Lagavulin 8, 200th Anniversary Edition. Bottled at 48% ABV. The bottle whence came the sample was opened November 17, 2016, gassed after each use, decanted into a smaller bottle May 20, 2017, and the sample poured for me on April 18, 2018. There seems to be mixed information on added colour and chill-filtration. There are no statements about it on the box, but the 48% ABV usually means a whisky hasn't been chill-filtered and Ralfy seems convinced that this is bottled at natural colour. I can neither confirm nor deny one way or the other, and I'm too lazy to Google it.
- Nose (undiluted): tarry ropes, wood smoke and brine, quite vegetal (seaweed), surprisingly fruity with lemons and limes coming through, a hint of caramelized sugar with a bit of eucalyptus at the tail end. Very pleasant nose. Much brighter than the 12 or 16 year bottlings.
- Palate (undiluted): richer than expected, not at all "hot" for 48% ABV, toffee leads the way but is bowled over by peat smoke, then black pepper with some fruity notes (peaches and apricots) appear, developing cereal notes (barley) near the end.
- Finish: fairly long, candied ginger and floral honey at first, then a bit sour and fruity, green apples, green (white) grapes and charred lemons, with the wood smoke returning and lingering. Fantastic.
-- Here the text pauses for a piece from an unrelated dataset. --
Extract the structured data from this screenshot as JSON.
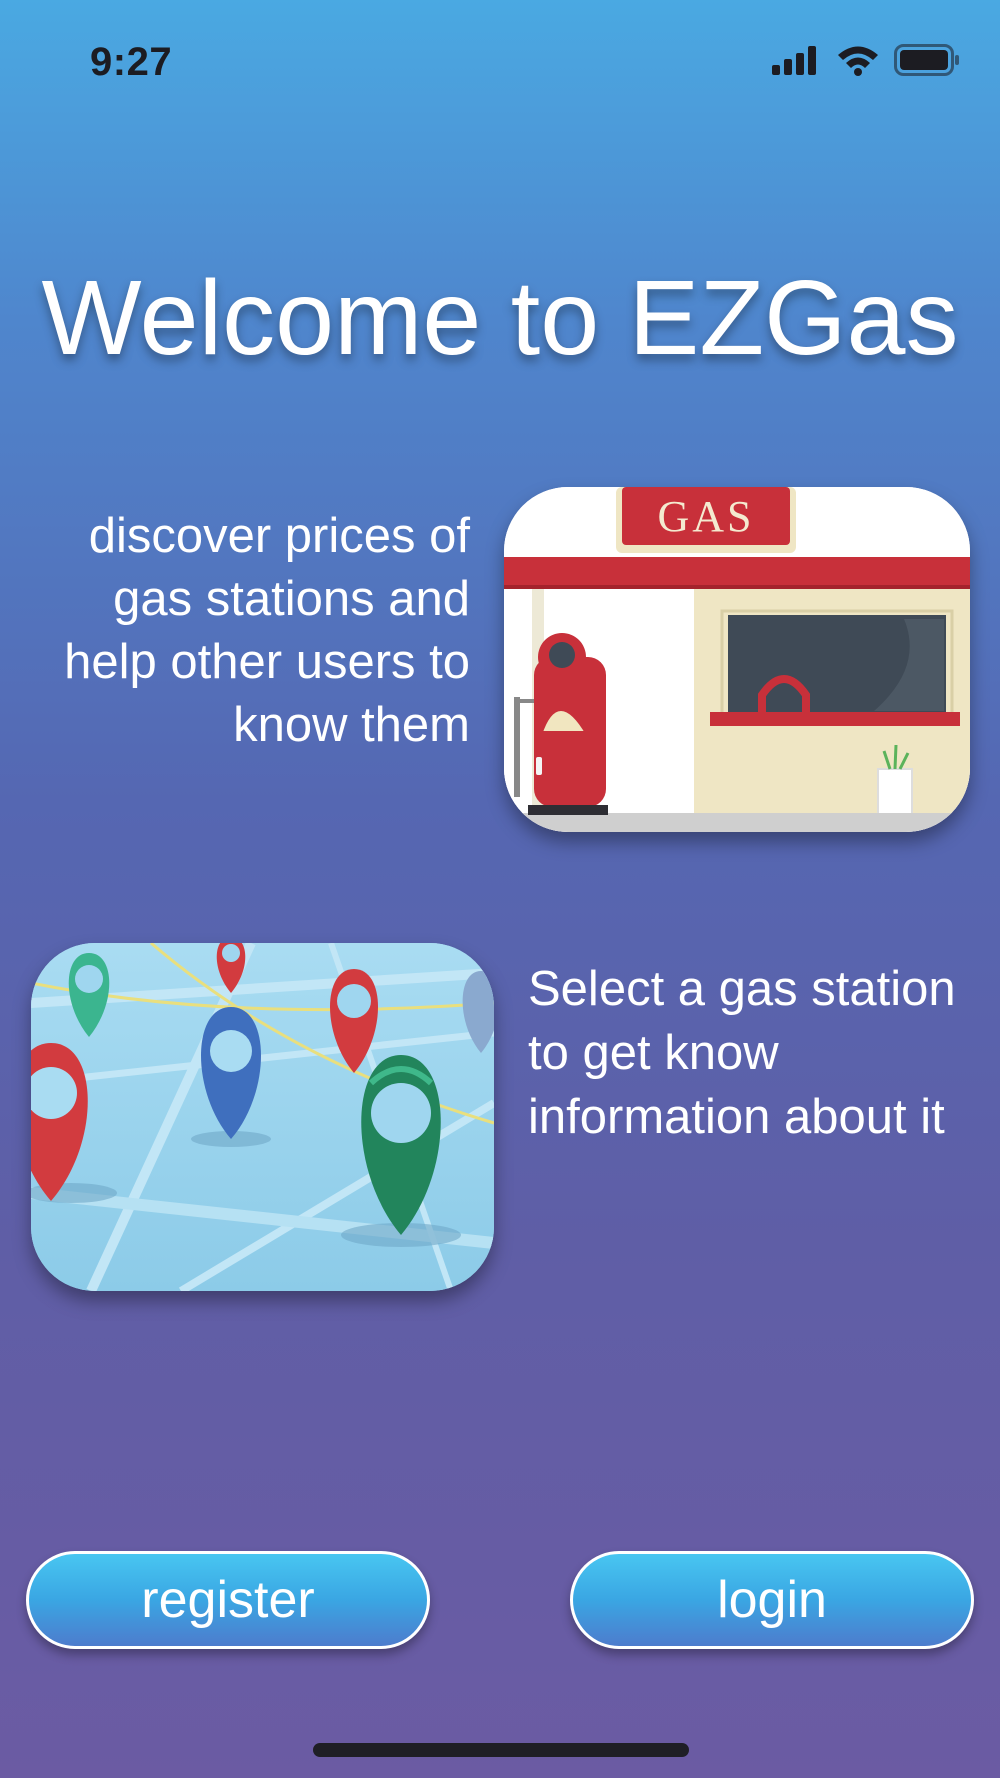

With water added the nose initially becomes brighter. Iodine, brine, and the charred lemons take the lead. The smoke is still there and it doesn't yield. The nose develops more sweetness with water, and the eucalyptus all but disappears. Ten minutes after adding water, a sweetened black tea aroma is present. Water doesn't negatively affect the arrival on the palate either, but it does bring the pepper notes to the forefront. A bit of hot and sweet together. The order of flavours on the finish changes a bit with water added. Campfire ash lead the way, but is overtaken by peaches and apricots drizzled with honey. Smoky, fruity and sweet. An absolute treat with or without water.
There isn't a lot of "low end depth" to this whisky. It is smoky, but also very bright, sweet, and fruity, whereas Laphroaig Quarter Cask has a much deeper flavour but lacks the high end brightness of Lagavulin 8. I think an equal mix of the two might make the perfect young Islay whisky, yet Lagavulin 8 remains fantastic on its own.
I need to get a bottle of this stuff.
Awesome review. I had some the other night, but just a taste, and not enough to give a full review. What I did take away was that the 8 is a bit harsher on the palate than the 16. I felt it was similar to a younger Laphroaig or Ardbeg, in that the edges were still there.
@mhock66 What surprised me the most about the Lag 8 was how much the sweetness became increasingly prominent as the whisky sat in the glass and opened up. I’m curious to see if there’s a major difference between the standard release and the 200th anniversary edition.